Eine Versicherung ist daher wichtig, entbindet jedoch nicht davon, auf die Kerzen Acht zu geben. Lässt man sie unbeaufsichtigt, kann die Versicherung im Schadensfall Leistungskürzungen vornehmen.

Hausrat- und Wohngebäudeversicherungen bieten im Fall eines Brandes den passenden Versicherungsschutz. Die Hausratversicherung ersetzt Schäden, die beispielsweise durch Feuer oder Löschwasser an allen beweglichen Sachen wie Möbeln, Kleidung oder Vorräten entstehen. Selbst die liebevoll arrangierten Geschenke unter dem Weihnachtsbaum sind mitversichert. Schäden direkt am Haus wie z. B. an Türen, am Mauerwerk oder auch festverklebten Parkettboden, werden von der Wohngebäudeversicherung ersetzt.

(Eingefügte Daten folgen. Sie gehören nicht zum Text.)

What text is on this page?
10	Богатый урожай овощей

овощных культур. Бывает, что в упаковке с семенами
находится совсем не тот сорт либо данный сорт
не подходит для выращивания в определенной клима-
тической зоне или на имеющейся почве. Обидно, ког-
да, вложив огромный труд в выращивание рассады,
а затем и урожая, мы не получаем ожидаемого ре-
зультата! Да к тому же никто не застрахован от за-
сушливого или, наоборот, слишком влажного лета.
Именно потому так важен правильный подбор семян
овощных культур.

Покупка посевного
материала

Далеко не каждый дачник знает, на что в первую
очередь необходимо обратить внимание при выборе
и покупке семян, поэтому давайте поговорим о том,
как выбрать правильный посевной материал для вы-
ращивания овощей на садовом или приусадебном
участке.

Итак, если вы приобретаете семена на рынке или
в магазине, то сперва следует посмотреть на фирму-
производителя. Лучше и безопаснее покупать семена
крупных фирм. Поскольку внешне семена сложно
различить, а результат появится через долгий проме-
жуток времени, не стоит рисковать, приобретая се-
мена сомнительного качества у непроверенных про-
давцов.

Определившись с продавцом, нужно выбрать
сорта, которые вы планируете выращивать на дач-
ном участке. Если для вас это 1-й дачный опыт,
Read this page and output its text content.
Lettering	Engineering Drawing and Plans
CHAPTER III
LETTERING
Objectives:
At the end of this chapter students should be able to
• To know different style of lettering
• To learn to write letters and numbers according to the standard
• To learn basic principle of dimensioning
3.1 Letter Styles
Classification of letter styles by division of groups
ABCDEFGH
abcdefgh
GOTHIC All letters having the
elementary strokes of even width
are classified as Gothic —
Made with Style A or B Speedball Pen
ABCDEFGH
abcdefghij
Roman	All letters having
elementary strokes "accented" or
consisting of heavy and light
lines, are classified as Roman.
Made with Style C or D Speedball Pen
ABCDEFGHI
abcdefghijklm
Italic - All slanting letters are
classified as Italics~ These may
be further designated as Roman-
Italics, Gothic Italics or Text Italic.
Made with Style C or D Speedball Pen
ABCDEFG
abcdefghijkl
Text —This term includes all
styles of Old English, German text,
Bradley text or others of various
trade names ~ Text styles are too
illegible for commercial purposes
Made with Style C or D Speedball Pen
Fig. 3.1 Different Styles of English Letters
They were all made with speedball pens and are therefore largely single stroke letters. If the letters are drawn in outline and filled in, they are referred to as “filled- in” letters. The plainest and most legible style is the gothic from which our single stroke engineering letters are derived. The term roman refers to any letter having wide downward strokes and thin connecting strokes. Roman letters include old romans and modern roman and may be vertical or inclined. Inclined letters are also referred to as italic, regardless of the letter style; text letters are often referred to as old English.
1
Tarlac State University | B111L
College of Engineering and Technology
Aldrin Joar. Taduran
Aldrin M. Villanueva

Lässt man Kerzen jedoch ohne Aufsicht brennen, darf der Versicherer seine Leistungen je nach Schwere der Schuld des Versicherten kürzen. Damit die Versicherung den Schaden zu 100 Prozent erstattet und keine Abzüge vornimmt, ist es wichtig, dass der Versicherer ohne Ausnahmen auf den Einwand der „groben Fahrlässigkeit“ verzichtet. Wenn die Gesellschaft generell auf diesen Einwand verzichtet, ist das für den Versicherten ein wesentlicher Vorteil, denn im Schadensfall werden trotzdem 100 Prozent des Schadens erstattet. So kann die Kerzenzeit sorgenfrei genossen werden.